The compiled model will produce nominally constant losses, whereas the eager variant rapidly converges to loses that are O(10^-4).

Given that this is a very lightly modified variant of the torch.compile tutorial, I was hoping that somebody could point out to me what I’m missing. Is it as simple as pass by reference not working through torch.compile?

Thanks in advance

ptrblck · April 18, 2023, 12:00am

Could you remove the mode="reduce-overhead" usage and see if this would fix the issue?
I’ve reported this issue a while ago in this comment and based on the latest updates it might have been fixed already in the current nightly release, so you could try to check it, too.

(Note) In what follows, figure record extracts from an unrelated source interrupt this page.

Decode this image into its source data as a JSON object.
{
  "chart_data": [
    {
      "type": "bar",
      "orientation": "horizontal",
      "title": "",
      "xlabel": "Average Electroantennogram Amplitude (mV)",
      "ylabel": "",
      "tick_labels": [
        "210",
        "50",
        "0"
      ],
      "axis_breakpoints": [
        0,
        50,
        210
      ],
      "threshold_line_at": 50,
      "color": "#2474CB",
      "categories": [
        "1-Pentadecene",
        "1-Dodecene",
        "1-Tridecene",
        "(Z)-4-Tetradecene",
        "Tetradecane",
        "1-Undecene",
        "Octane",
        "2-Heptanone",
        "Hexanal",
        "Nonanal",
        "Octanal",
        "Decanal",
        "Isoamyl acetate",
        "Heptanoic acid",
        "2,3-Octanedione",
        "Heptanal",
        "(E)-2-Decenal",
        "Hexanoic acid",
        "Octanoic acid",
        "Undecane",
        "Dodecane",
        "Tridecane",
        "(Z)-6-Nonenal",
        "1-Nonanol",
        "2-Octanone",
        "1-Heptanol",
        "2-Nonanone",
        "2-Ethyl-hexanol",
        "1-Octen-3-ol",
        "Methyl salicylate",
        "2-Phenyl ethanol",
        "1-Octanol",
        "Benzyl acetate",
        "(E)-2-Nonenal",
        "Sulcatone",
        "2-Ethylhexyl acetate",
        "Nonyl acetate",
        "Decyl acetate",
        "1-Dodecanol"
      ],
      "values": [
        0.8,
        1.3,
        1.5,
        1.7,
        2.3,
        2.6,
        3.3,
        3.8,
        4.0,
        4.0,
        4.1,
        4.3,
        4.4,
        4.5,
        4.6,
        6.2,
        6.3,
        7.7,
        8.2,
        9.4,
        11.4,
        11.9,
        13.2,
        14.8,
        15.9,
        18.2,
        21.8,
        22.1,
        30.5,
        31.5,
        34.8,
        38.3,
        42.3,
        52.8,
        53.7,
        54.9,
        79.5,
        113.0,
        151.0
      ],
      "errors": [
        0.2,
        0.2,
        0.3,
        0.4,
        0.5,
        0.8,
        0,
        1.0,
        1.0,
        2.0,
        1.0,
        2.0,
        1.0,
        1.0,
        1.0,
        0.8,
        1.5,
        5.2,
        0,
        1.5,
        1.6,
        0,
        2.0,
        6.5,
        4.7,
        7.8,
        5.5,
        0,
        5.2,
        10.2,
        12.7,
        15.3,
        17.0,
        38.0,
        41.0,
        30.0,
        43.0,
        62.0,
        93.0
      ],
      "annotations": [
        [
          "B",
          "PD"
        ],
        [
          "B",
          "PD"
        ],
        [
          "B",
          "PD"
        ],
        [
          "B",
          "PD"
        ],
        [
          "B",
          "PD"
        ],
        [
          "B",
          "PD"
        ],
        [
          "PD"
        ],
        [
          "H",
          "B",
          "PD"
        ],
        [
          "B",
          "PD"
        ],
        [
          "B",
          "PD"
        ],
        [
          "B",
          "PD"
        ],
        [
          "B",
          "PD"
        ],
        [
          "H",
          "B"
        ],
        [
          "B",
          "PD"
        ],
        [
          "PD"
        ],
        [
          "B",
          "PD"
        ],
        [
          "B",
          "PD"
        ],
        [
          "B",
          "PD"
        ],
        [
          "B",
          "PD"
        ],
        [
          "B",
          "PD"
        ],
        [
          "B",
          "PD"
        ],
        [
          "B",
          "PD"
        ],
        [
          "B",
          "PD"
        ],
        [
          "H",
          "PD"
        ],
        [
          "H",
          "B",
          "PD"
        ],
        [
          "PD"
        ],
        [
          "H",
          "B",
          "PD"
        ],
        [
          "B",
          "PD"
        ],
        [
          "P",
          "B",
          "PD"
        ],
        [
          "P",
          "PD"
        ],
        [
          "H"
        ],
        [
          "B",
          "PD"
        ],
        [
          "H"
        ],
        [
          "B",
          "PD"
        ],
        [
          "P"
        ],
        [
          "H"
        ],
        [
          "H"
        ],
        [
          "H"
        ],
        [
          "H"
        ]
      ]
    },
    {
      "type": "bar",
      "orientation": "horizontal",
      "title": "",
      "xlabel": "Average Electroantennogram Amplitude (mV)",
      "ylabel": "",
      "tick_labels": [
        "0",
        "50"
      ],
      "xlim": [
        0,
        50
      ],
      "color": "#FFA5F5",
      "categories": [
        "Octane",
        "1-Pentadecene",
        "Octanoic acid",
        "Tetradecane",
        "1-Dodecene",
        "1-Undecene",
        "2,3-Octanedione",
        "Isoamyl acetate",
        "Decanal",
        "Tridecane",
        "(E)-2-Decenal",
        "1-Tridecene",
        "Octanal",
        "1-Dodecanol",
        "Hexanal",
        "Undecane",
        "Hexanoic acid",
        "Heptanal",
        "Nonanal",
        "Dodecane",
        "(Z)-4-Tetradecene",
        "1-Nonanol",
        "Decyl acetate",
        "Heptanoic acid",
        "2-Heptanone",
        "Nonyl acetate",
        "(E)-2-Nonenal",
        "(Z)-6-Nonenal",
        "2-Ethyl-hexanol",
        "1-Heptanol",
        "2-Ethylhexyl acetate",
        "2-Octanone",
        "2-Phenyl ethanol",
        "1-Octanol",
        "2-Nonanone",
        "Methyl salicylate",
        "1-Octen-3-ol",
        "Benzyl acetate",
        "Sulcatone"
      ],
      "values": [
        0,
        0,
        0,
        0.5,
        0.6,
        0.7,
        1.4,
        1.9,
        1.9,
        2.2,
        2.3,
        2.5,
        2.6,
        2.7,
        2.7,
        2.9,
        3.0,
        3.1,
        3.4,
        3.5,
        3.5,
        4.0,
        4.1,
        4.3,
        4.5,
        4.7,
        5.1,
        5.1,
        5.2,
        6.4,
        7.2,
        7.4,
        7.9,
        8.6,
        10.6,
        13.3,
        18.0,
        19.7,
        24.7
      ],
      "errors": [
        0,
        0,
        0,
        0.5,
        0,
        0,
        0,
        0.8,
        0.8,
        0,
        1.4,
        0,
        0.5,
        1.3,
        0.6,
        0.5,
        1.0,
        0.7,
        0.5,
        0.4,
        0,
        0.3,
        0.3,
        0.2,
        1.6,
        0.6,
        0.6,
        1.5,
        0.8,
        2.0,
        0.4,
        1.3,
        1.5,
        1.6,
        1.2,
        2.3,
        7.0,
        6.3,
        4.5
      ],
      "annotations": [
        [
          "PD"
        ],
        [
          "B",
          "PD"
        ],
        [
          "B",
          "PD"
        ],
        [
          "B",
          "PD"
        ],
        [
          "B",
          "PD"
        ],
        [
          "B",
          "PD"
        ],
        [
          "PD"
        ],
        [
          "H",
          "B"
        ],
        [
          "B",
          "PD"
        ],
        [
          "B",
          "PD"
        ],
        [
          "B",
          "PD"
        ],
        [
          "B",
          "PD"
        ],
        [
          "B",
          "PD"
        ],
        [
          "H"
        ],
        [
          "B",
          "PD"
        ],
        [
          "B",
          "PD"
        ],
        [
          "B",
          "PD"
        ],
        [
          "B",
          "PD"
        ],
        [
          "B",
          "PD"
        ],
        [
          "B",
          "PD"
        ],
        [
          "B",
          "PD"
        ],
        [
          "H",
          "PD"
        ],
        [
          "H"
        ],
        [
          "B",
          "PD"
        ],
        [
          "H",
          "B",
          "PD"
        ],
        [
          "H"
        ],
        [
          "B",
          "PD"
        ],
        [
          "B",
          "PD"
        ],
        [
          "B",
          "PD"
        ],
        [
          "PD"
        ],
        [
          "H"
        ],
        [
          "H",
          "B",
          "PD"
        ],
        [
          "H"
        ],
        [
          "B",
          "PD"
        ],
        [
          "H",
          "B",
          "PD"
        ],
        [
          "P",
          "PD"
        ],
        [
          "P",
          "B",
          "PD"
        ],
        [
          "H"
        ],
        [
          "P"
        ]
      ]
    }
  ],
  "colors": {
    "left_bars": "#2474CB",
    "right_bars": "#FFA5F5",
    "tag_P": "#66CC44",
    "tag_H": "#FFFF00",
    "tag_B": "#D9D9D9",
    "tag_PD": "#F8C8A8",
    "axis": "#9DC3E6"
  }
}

Triptych · April 21, 2023, 1:35am

Hi ptrblck - thanks for your comment, and apologies on the delay in getting back to you. I can confirm that running it as either default or max-autotune does result in the expected behaviour on 2.0.0+cu117. Appreciate the knowledge you provide on these forums.

I might post this up as another thread to keep things distinguished, but I’m running into an issue with compile that the last batch from a dataloader triggers an error of “AttributeError: ‘UnspecializedNNModuleVariable’ object has no attribute ‘module_key’”, which kills the code without any reference as to what exactly is causing the issue. Is there any documentation I can follow to understand what exactly is triggering this issue, and why it only triggers during the last batch? I had assumed it was because the last batch was of a different size, but I’ve tried both padding and drop_last in the dataloader, and neither has been successful.

ptrblck · April 21, 2023, 1:37am

The module_key error should come from the dynamo stack.
Could you post the full stacktrace here?
Also, are you able to reproduce the same error by using the last batch “standalone”, i.e. outside of the DataLoader loop?

Triptych · May 1, 2023, 6:10am

Apologies for the delay in getting back to you - I ended up refactoring the code a fair bit and have no longer been experiencing the issue. Thanks again for your assistance, it’s always appreciated.